- Born: September 25, 1972 (age 53)
- Education: University of Pennsylvania, Yale University
- Alma mater: University of Pennsylvania (BA) Yale University (MA)
- Occupations: journalist, music critic
- Years active: 1999–present
- Partner: Sarah Feinberg
- Children: 2

= Josh Tyrangiel =

American journalist

Josh Tyrangiel is an American journalist. He was previously the deputy managing editor of TIME magazine and an editor at Bloomberg Businessweek. In June 2019, Tyrangiel left the network, following the cancellation of Vice News Tonight.

== Early life and education ==
Josh Tyrangiel was born on September 25, 1972, and was raised in Baltimore. He has a sister. He graduated high school from the Park School of Baltimore in 1990 where he played on the soccer team and was active in student government. For his senior-year project, he called the Baltimore Orioles and successfully got a position as a member of the grounds crew, where he worked for six months.

After graduating from the Park School, Tyrangiel attended the University of Pennsylvania where he majored in English and American history and worked for The Daily Pennsylvanian. He received his master's degree in American Studies from Yale University.

== Career ==
After college, Tyrangiel worked at Vibe and Rolling Stone magazines and produced the news at MTV. In 1999, he joined TIME as a staff writer and music critic. He also served as the magazine's London correspondent and national editor. In 2006, Tyrangiel was promoted to deputy managing editor at TIME.com, as well as tasked with overseeing TIME's Person of the Year franchise.

In journalistic circles, Tyrangiel was presumed to be the successor to Richard Stengel, who was editor of the magazine at that time. Tyrangiel says he wanted the job, but recognized there was competition for the position and that the company may be resistant to his hopes of taking it in a new direction. Norman Pearlstine, who had been the Editor in Chief at Time Inc and was then working as the Chief Content Officer at Bloomberg L.P., invited him to breakfast, and suggested he go to struggling Businessweek following its acquisition by Bloomberg L.P. for “one dollar plus debt." Tyrangiel presented his ideas for the company to Bloomberg and, in November 2009, Tyrangiel was named editor of the magazine. In April 2010, Tyrangiel oversaw the rebranding of BusinessWeek into Bloomberg Businessweek and led the editorial vision of the magazine. Under Tyrangiel's editorship, Bloomberg Businessweek won several magazine awards, including the National Magazine Award for general excellence in general interest magazines in2012. Tyrangiel has also received personal honors for his work at Bloomberg Businessweek. In November 2013, Tyrangiel was called on to help shape television content for Bloomberg Television. In August 2014, Tyrangiel was promoted to oversee all content on Bloomberg's media platforms. In October 2015, Tyrangiel stepped down as editor of Bloomberg Businessweek.

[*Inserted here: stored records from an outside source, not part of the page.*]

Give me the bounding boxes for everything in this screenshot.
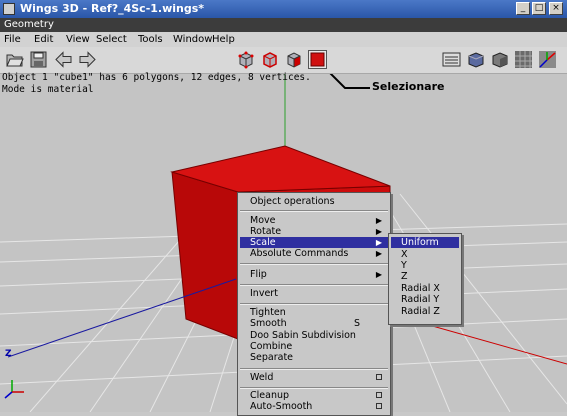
callout-label: Selezionare — [372, 80, 445, 93]
workmode-icon[interactable] — [442, 50, 461, 69]
menu-item-separate[interactable]: Separate — [240, 352, 388, 363]
menu-item-scale[interactable]: Scale ▶ — [240, 237, 388, 248]
menu-edit[interactable]: Edit — [34, 32, 53, 47]
menu-item-move[interactable]: Move ▶ — [240, 215, 388, 226]
window-titlebar: Wings 3D - Ref?_4Sc-1.wings* _ □ × — [0, 0, 567, 18]
menu-item-rotate[interactable]: Rotate ▶ — [240, 226, 388, 237]
context-menu-title: Object operations — [250, 196, 335, 207]
menu-select[interactable]: Select — [96, 32, 127, 47]
menu-item-flip[interactable]: Flip ▶ — [240, 269, 388, 280]
smooth-shortcut: S — [353, 318, 360, 329]
wings-app-icon — [3, 3, 15, 15]
maximize-button[interactable]: □ — [532, 2, 546, 15]
scale-submenu: Uniform X Y Z Radial X Radial Y Radial Z — [388, 233, 462, 325]
menu-item-smooth[interactable]: Smooth S — [240, 318, 388, 329]
menu-help[interactable]: Help — [212, 32, 235, 47]
menu-tools[interactable]: Tools — [138, 32, 163, 47]
menu-item-invert[interactable]: Invert — [240, 288, 388, 299]
face-mode-icon[interactable] — [284, 50, 303, 69]
flat-shading-icon[interactable] — [490, 50, 509, 69]
z-axis-label: Z — [5, 349, 12, 359]
menu-item-doo-sabin[interactable]: Doo Sabin Subdivision — [240, 330, 388, 341]
menu-item-combine[interactable]: Combine — [240, 341, 388, 352]
menu-item-auto-smooth[interactable]: Auto-Smooth — [240, 401, 388, 412]
menu-file[interactable]: File — [4, 32, 21, 47]
status-info: Object 1 "cube1" has 6 polygons, 12 edge… — [2, 72, 311, 96]
geometry-window-bar: Geometry — [0, 18, 567, 32]
submenu-item-x[interactable]: X — [391, 249, 459, 260]
menu-item-cleanup[interactable]: Cleanup — [240, 390, 388, 401]
info-line-2: Mode is material — [2, 84, 94, 95]
edge-mode-icon[interactable] — [260, 50, 279, 69]
option-box-icon[interactable] — [376, 392, 382, 398]
open-folder-icon[interactable] — [5, 50, 24, 69]
window-title: Wings 3D - Ref?_4Sc-1.wings* — [20, 2, 205, 15]
submenu-arrow-icon: ▶ — [375, 270, 382, 279]
submenu-arrow-icon: ▶ — [375, 249, 382, 258]
vertex-mode-icon[interactable] — [236, 50, 255, 69]
geometry-label: Geometry — [4, 19, 54, 30]
submenu-arrow-icon: ▶ — [375, 238, 382, 247]
submenu-item-radial-z[interactable]: Radial Z — [391, 306, 459, 317]
toolbar — [0, 47, 567, 74]
submenu-arrow-icon: ▶ — [375, 216, 382, 225]
submenu-item-radial-x[interactable]: Radial X — [391, 283, 459, 294]
menubar: File Edit View Select Tools Window Help — [0, 32, 567, 47]
menu-view[interactable]: View — [66, 32, 90, 47]
undo-arrow-icon[interactable] — [54, 50, 73, 69]
callout-arrow — [329, 74, 370, 89]
body-mode-icon[interactable] — [308, 50, 327, 69]
submenu-item-y[interactable]: Y — [391, 260, 459, 271]
submenu-item-radial-y[interactable]: Radial Y — [391, 294, 459, 305]
submenu-arrow-icon: ▶ — [375, 227, 382, 236]
menu-item-weld[interactable]: Weld — [240, 372, 388, 383]
grid-toggle-icon[interactable] — [514, 50, 533, 69]
minimize-button[interactable]: _ — [516, 2, 530, 15]
submenu-item-uniform[interactable]: Uniform — [391, 237, 459, 248]
redo-arrow-icon[interactable] — [78, 50, 97, 69]
menu-item-absolute-commands[interactable]: Absolute Commands ▶ — [240, 248, 388, 259]
axes-toggle-icon[interactable] — [538, 50, 557, 69]
info-line-1: Object 1 "cube1" has 6 polygons, 12 edge… — [2, 72, 311, 83]
smooth-shading-icon[interactable] — [466, 50, 485, 69]
submenu-item-z[interactable]: Z — [391, 271, 459, 282]
object-context-menu: Object operations Move ▶ Rotate ▶ Scale ▶ A… — [237, 192, 391, 416]
menu-window[interactable]: Window — [173, 32, 212, 47]
save-disk-icon[interactable] — [29, 50, 48, 69]
close-button[interactable]: × — [549, 2, 563, 15]
menu-item-tighten[interactable]: Tighten — [240, 307, 388, 318]
option-box-icon[interactable] — [376, 374, 382, 380]
option-box-icon[interactable] — [376, 403, 382, 409]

People at Vice do not give a shit what you did before you got there. They’re not going to Wikipedia you. They want to know what you can do for them today, and that keeps you really really fresh.
— Interview with The Bridge

In 2015, he began negotiations to join Vice, meeting with the program's head Shane Smith. As the Senior Vice President of news, he ran the company's digital news desk. He spearheaded the launch of Vice News Tonight in October 2016. in April 2019, Tyrangiel was included on The Hollywood Reporter's ninth annual list of New York's 35 Most Powerful People in Media and, in his interview, said that he was working on new projects that played to Vice's strengths. In June 2019, however, Tyrangiel and Vice News CEO, Nancy Dubuc, both released statements announcing his departure from Vice at the conclusion of the summer.

Tyrangiel joined The Atlantic as a staff writer in 2025.

== Personal life ==
Tyrangiel lives in the East Village of New York City with his partner, Sarah Feinberg, and his two children. He was previously married. Tyrangiel is Jewish. His great-uncle, Judah Nadich, was Dwight Eisenhower’s first advisor on Jewish affairs during the Holocaust.